Few universities have dealt with the sustainability of their sports programs or have long-term plans to do so, says a new report.
Only 10 percent of institutions at the NCAA's Division I-A level have developed a strategic plan for sustainability in their athletics programs, and fewer than half report that sustainability is a high priority.
The findings come from the "2009 Collegiate Athletic Department Sustainability Survey Report," to be released on Thursday by the Association for the Advancement of Sustainability in Higher Education. The report includes responses from 97 of the 119 athletics programs in the NCAA's premier division about their attention to sustainability, a concept that integrates environmental stewardship, economic development, and social responsibility. Sustainability typically includes, for starters, efforts to use clean energy, reduce waste, curb carbon emissions, and construct green buildings.
With Division I-A institutions supporting an average of 17 sports each, "the collective environmental impact is potentially quite large," the report says. "Unfortunately, however, because few campuses are assessing these impacts, the overall impact of sports programs is unknown."
Many large athletics departments are gradually turning their attention to sustainability: Nearly three-quarters said the emphasis on environmental programs was increasing, and more than two-thirds said key decision makers were either "strongly positive" or "slightly positive" about such programs.
But they are moving slowly, often concerned about environmental programs' effects on their bottom line and unsure of where their practices fit with those already under way at the university.
Forty-one percent of departments responding to the survey have a representative from the athletics department on the university's campuswide sustainability team, but 79 percent did not know whether the president of their university had signed the American College & University Presidents Climate Commitment. (To date, more than 600 college presidents have signed the agreement, including about 30 that oversee the biggest sports programs.)
The majority of respondents said the person or group responsible for developing a sustainability plan was either the facilities-and-event operations division of the athletics department, or the campuswide facilities department.
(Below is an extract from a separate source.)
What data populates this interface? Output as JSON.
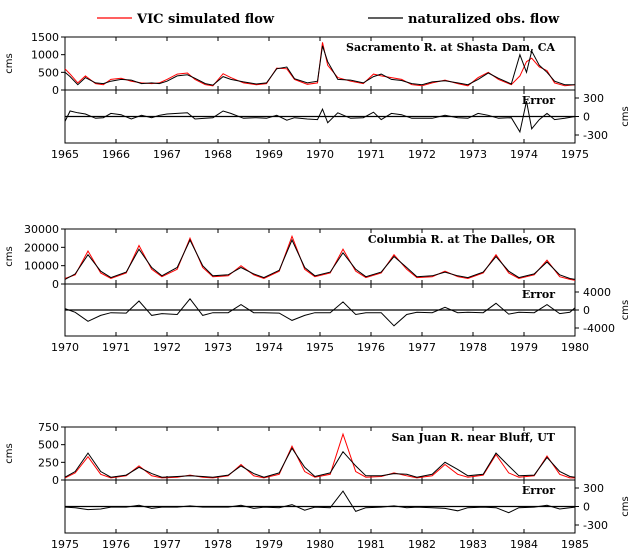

None said the athletic director was responsible for such a plan.
Forty-seven percent of respondents said they did not know how much of the university's overall energy use was attributed to the athletics department.
College sports at its most competitive is a big business, and the respondents indicated that green practices were considered, like any other new venture, in terms of how they would affect the bottom line.
One-third said decision makers thought the environmental programs would have a slight negative effect on the bottom line. Many respondents also said they were concerned about the return on investment of such a program.
The survey also measured the emphasis athletics departments place on various environmental programs. Those receiving a "high" amount of emphasis were energy efficiency (49 percent), energy conservation (42 percent), office and events recycling (38 percent), and green turf management (30 percent).
Ignoring the Impact of Travel
The greenhouse-gas emissions associated with team and fan travel is one area of particular concern that has not been fully dealt with in campuswide sustainability plans, the report says.
Few departments measure the greenhouse-gas emissions of their operations, including fossil fuel and electricity use, and travel by teams, employees, and fans. Even fewer said they were actively considering doing so.
More than 40 percent of respondents said decision makers thought environmental programs would have no effect on fan loyalty. DeDee DeLongpré Johnston, a board member of the association and director of sustainability at Wake Forest University, says athletics programs would be wise to capitalize on their fans' enthusiasm for green practices.
When Ms. DeLongpré Johnston was the sustainability director at the University of Florida, fans tailgating before games in the 650 acres surrounding the football stadium would "go berserkbeserk" when they saw her patrolling the area with her "Green Team" to pick up recyclable trash.
"The fans love it," she says. "They would see us coming in our T-shirts, and they would be like, 'Green team! Where've you guys been? We love you!' They'd try to give us tips."
The NCAA has a Green Team of its own at its Indianapolis headquarters, where staff members have pledged to promote environmentally friendly habits in their office and in the region. The organization is also developing sustainability programs for national championships and other NCAA events.
Yet despite the mounting support, Ms. DeLongpré Johnston says, many of the largest athletics programs still appear to rank sustainability behind their most important priority: winning. "Perhaps it's not a centerpiece right now," she says. "Everyone has a different bottom line against which they measure their own success."